Providers: Oracle, Siemens, Itron, Honeywell, Landis+Gyr, AVEVA, NISC, Tantalus, Nexgrid, Eaton
Definition: An Outage Management System (OMS) is a utility network management software application that models network topology for safe, efficient field operations related to outage restoration. An OMS tightly integrates with call centers to provide timely, accurate, customer-specific outage information, as well as supervisory control and data acquisition (SCADA) systems for real-time-confirmed switching and breaker operations. These systems track, group and display outages to safely and efficiently manage service restoration activities. Source: Gartner Glossary
What does that mean? An OMS is the utility’s primary tool for managing outages – including locating outages, analyzing their causes, and restoring service. Using real-time data, an OMS enables the utility to identify and address outages as quickly and efficiently as possible. A customer communication component is incorporated to alert and update customers. Utilities rely on OMS systems to more effectively mitigate the impacts and frequency of outages – raising reliability scores and reducing operating costs. An OMS can be deployed as a component of an ADMS, and it is typically integrated with AMI, SCADA, and other systems to communicate and share data.
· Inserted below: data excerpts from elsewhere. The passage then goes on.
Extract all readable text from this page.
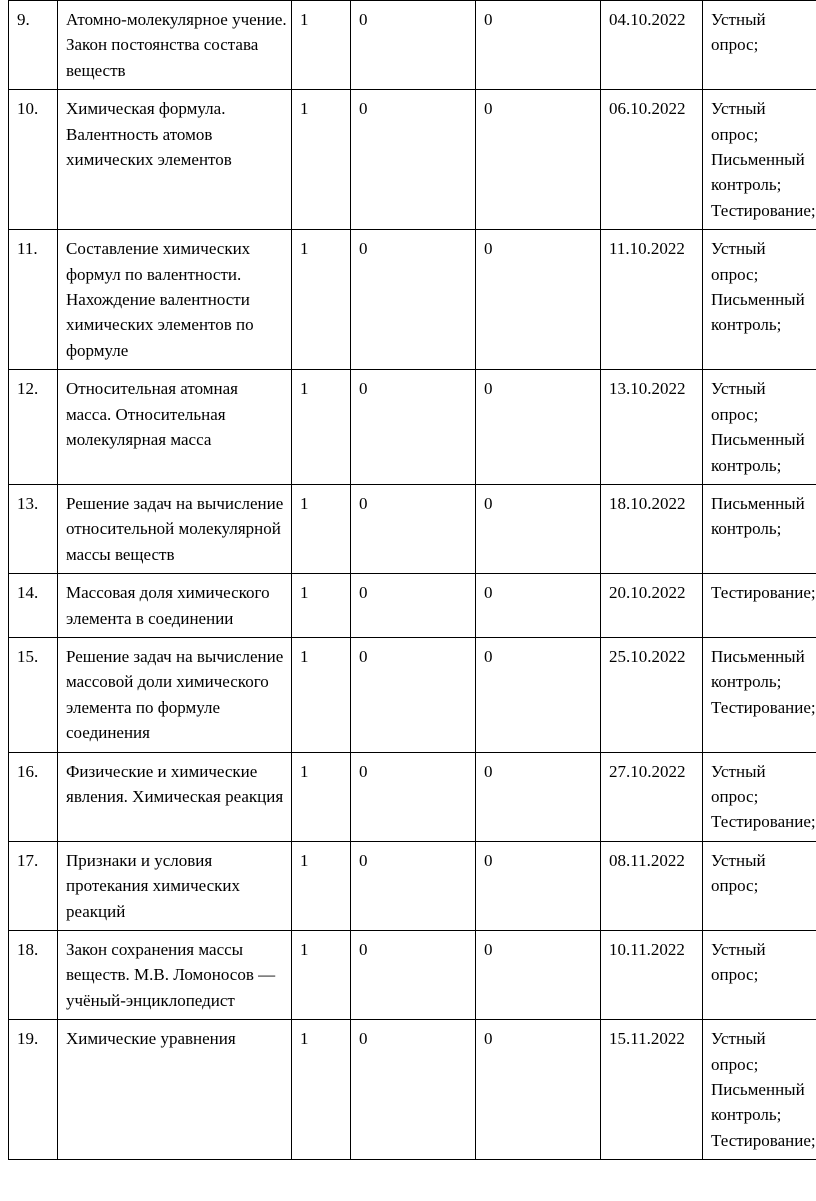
9.	Атомно-молекулярное учение. Закон постоянства состава веществ	1	0	0	04.10.2022	Устный
опрос;

10.	Химическая формула. Валентность атомов химических элементов	1	0	0	06.10.2022	Устный
опрос;
Письменный
контроль;
Тестирование;

11.	Составление химических формул по валентности. Нахождение валентности химических элементов по формуле	1	0	0	11.10.2022	Устный
опрос;
Письменный
контроль;

12.	Относительная атомная масса. Относительная молекулярная масса	1	0	0	13.10.2022	Устный
опрос;
Письменный
контроль;

13.	Решение задач на вычисление относительной молекулярной массы веществ	1	0	0	18.10.2022	Письменный
контроль;

14.	Массовая доля химического элемента в соединении	1	0	0	20.10.2022	Тестирование;

15.	Решение задач на вычисление массовой доли химического элемента по формуле соединения	1	0	0	25.10.2022	Письменный
контроль;
Тестирование;

16.	Физические и химические явления. Химическая реакция	1	0	0	27.10.2022	Устный
опрос;
Тестирование;

17.	Признаки и условия протекания химических реакций	1	0	0	08.11.2022	Устный
опрос;

18.	Закон сохранения массы веществ. М.В. Ломоносов — учёный-энциклопедист	1	0	0	10.11.2022	Устный
опрос;

19.	Химические уравнения	1	0	0	15.11.2022	Устный
опрос;
Письменный
контроль;
Тестирование;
Providers: GE, Schneider Electric, Siemens, OSI, Oracle, Milsoft, Hitachi, Minsait ACS
Definition: Supervisory Control and Data Acquisition (SCADA) is used to monitor and control a plant, process or equipment. A typical SCADA system is made up of sensor / signal hardware, controllers, software, network, and communication. Source: IEEE
What does that mean? SCADA is the primary means by which utilities acquire data from and provide dispatch instructions to utility equipment. SCADA typically includes four parts: 1) instrumentation to measure data, 2) communications to share data, 3) a “master terminal unit” (MTU) to communicate control instructions, and 4) remote stations or “remote terminal units” (RTUs) to receive control signals and operate equipment accordingly. SCADA is the backbone by which secure monitoring and control is managed for utility equipment like generators, reclosers, capacitors, voltage regulators, switches, and transformers.
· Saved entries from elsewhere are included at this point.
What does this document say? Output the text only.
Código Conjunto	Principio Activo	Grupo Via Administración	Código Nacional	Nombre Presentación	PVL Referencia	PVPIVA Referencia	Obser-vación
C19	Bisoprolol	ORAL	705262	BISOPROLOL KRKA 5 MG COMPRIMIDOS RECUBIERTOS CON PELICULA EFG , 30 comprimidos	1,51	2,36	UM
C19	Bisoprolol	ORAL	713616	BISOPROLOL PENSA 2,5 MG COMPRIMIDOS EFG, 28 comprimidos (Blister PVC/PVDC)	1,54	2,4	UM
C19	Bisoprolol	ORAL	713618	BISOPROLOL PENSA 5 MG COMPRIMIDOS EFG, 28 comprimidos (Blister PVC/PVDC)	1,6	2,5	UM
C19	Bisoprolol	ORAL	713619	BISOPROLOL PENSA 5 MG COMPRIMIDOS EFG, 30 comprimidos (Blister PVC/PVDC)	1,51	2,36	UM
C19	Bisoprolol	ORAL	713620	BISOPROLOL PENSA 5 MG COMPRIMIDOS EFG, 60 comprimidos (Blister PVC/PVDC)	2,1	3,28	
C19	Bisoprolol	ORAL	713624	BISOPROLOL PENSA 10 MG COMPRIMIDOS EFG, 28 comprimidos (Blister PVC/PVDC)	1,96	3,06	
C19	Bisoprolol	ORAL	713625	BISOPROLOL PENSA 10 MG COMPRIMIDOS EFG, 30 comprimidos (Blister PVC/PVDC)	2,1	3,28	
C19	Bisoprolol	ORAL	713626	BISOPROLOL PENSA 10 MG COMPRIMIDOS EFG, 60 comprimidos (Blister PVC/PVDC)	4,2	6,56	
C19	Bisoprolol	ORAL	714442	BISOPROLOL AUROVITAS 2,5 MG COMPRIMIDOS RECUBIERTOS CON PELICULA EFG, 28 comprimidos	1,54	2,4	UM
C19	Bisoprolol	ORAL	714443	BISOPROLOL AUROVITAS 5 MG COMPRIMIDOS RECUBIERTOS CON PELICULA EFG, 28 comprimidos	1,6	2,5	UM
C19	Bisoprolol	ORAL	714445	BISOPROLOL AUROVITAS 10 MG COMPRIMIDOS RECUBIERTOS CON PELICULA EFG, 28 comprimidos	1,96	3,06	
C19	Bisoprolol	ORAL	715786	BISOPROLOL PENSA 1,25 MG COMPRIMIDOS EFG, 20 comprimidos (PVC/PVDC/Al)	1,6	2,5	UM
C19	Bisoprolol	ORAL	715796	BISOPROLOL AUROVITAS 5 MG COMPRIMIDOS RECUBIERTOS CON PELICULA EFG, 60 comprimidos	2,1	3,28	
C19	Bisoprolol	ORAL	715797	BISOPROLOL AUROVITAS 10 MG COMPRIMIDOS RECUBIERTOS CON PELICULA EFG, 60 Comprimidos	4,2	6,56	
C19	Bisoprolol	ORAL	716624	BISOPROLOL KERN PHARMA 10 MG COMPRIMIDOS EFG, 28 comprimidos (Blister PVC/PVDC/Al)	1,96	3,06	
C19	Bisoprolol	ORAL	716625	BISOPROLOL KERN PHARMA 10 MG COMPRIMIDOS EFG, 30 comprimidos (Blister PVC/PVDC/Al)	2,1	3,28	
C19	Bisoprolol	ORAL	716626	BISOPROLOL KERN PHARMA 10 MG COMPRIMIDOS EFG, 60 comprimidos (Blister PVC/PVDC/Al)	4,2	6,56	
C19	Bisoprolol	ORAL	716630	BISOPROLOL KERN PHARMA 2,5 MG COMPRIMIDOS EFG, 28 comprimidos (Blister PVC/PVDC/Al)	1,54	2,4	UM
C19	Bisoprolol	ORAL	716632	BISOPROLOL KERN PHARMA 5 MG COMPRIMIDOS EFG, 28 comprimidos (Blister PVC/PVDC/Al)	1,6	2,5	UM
Providers: GE, Siemens, Schneider Electric, Honeywell, OSI, ABB, Rockwell Automation, Emerson Electric, Survalent
Definition: A Workforce Management System (WMS) helps utilities efficiently and cost-effectively manage utility field service calls. The WMS manages and enables field work requests, coordinating work across the full asset life cycle and fielding requests from other systems, including the ADMS, GIS, MDMS and EAM. Source: Gartner
What does that mean? A WMS or MWMS enables a utility to automate processes related to service call or other field work, including employee tracking, service order logging, dispatch, and more. A key goal of the workforce management system is to connect field workers to relevant data points – requiring close integration with other utility data systems.
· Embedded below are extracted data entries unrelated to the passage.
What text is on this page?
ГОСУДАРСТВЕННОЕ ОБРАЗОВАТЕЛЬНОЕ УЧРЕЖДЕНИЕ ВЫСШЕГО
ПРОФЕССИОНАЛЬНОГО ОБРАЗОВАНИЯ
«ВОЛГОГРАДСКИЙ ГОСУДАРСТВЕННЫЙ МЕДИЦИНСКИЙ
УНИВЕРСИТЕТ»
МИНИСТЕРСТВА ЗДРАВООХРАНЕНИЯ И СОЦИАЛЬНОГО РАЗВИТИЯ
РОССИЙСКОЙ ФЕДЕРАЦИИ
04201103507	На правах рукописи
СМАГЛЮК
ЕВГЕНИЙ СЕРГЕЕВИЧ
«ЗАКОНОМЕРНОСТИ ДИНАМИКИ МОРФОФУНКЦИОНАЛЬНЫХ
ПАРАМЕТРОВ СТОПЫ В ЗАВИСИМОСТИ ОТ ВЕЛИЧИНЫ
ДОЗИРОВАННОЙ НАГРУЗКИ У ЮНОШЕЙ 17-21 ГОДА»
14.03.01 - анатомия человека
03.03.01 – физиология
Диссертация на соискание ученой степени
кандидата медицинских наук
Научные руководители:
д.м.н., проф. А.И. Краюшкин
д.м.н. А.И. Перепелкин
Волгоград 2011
Providers: Oracle, IFS, GE, SAP, Schneider Electric, Salesforce
With increasing decentralization, decarbonization, and digitalization of the grid, the landscape of utility software systems will continue to evolve. At Camus, our grid orchestration platform, for example, stretches beyond a standard DERMS to equip utilities with real-time grid awareness and value-based dispatch of DERs - known as DER Orchestration. Our platform’s one-way SCADA, AMI, and GIS integrations enable operators to find the best way to orchestrate distribution-connected resources for a more reliable, affordable, and sustainable power system.